SQUISH member Nisha Agarwal, the director of the health justice program for one of the coalition’s group’s, New York Lawyers for the Public Interest, said southeast Queens should be the priority because a fact sheet, or “white paper,” issued with the grant announcement showed the void left by Mary Immaculate’s closing is severe.

“We’re trying to exert any influence we have. As soon as the white paper came out, we evaluated it and sent out information,” she said.

In order to be eligible for the grant, the applicant must be a state-certified hospital, primary care center or diagnostic and treatment center within the borough, the Health Department said. Each group is eligible for up to $5 million and the application deadline ended last week, according to the department.

Agarwal said several medical centers, including Jamaica Hospital, have been overloaded with patients and its doctors and other professionals are overworked.

She said SQUISH has been trying to get more information on who applied for the grant, but the state was still going through the applicants.

“It’s good news because there is funding … but the grant is not enough and we don’t know where it’s going,” she said.

Agarwal said the group has been in contact with state leaders, including state Sen. Shirley Huntley (D-Jamaica) and state Assemblyman Rory Lancman (D-Fresh Meadows), and they have been forwarding southeast Queens’ health care concerns to the state Legislature.

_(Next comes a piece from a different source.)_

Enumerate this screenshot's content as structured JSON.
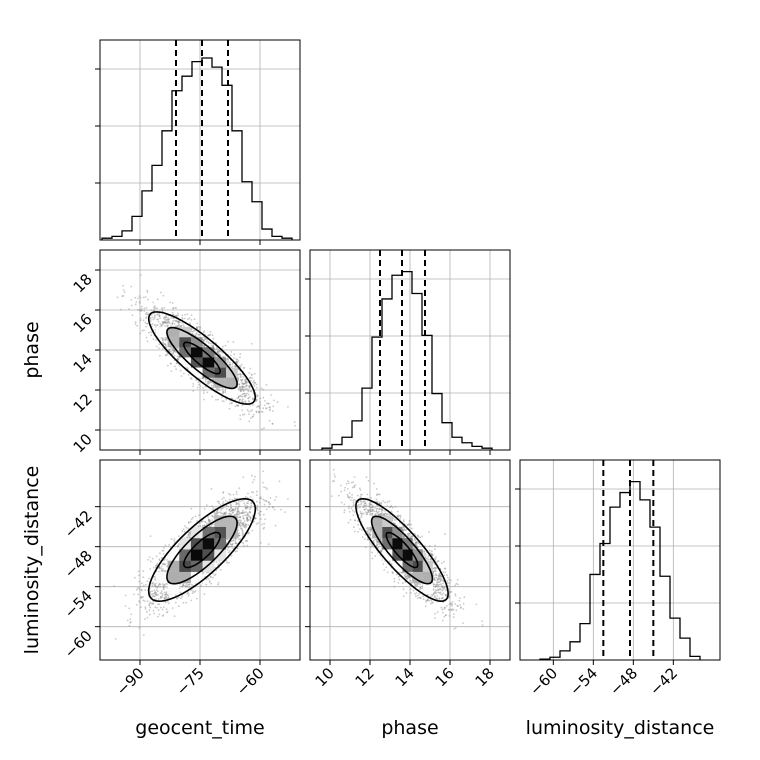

SQUISH was created in 2006 when Mary Immaculate was first facing the threat of bankruptcy. The coalition included a dozen civics and advocacy groups and helped to give the hospital more years of operation, according to Agarwal.

“At that time, the community forum provided testimony to different health committees and the bankruptcy court to give it another lease on life,” she said.

Mary Immaculate was saved when it was bought by Caritas Health Care in 2006, but Caritas eventually went into bankruptcy earlier this year and the hospital was shut down for good.

The organization has become more active since the hospital closings in March and has plans to help residents in the future. SQUISH is in the process of holding a health care forum where southeast Queens residents will talk to DOH administrators and state leaders.

“Lancman said that the community needs to have a more active presence in Albany,” Agarwal said. “This way we can have our residents talk to the officials directly about their health needs.”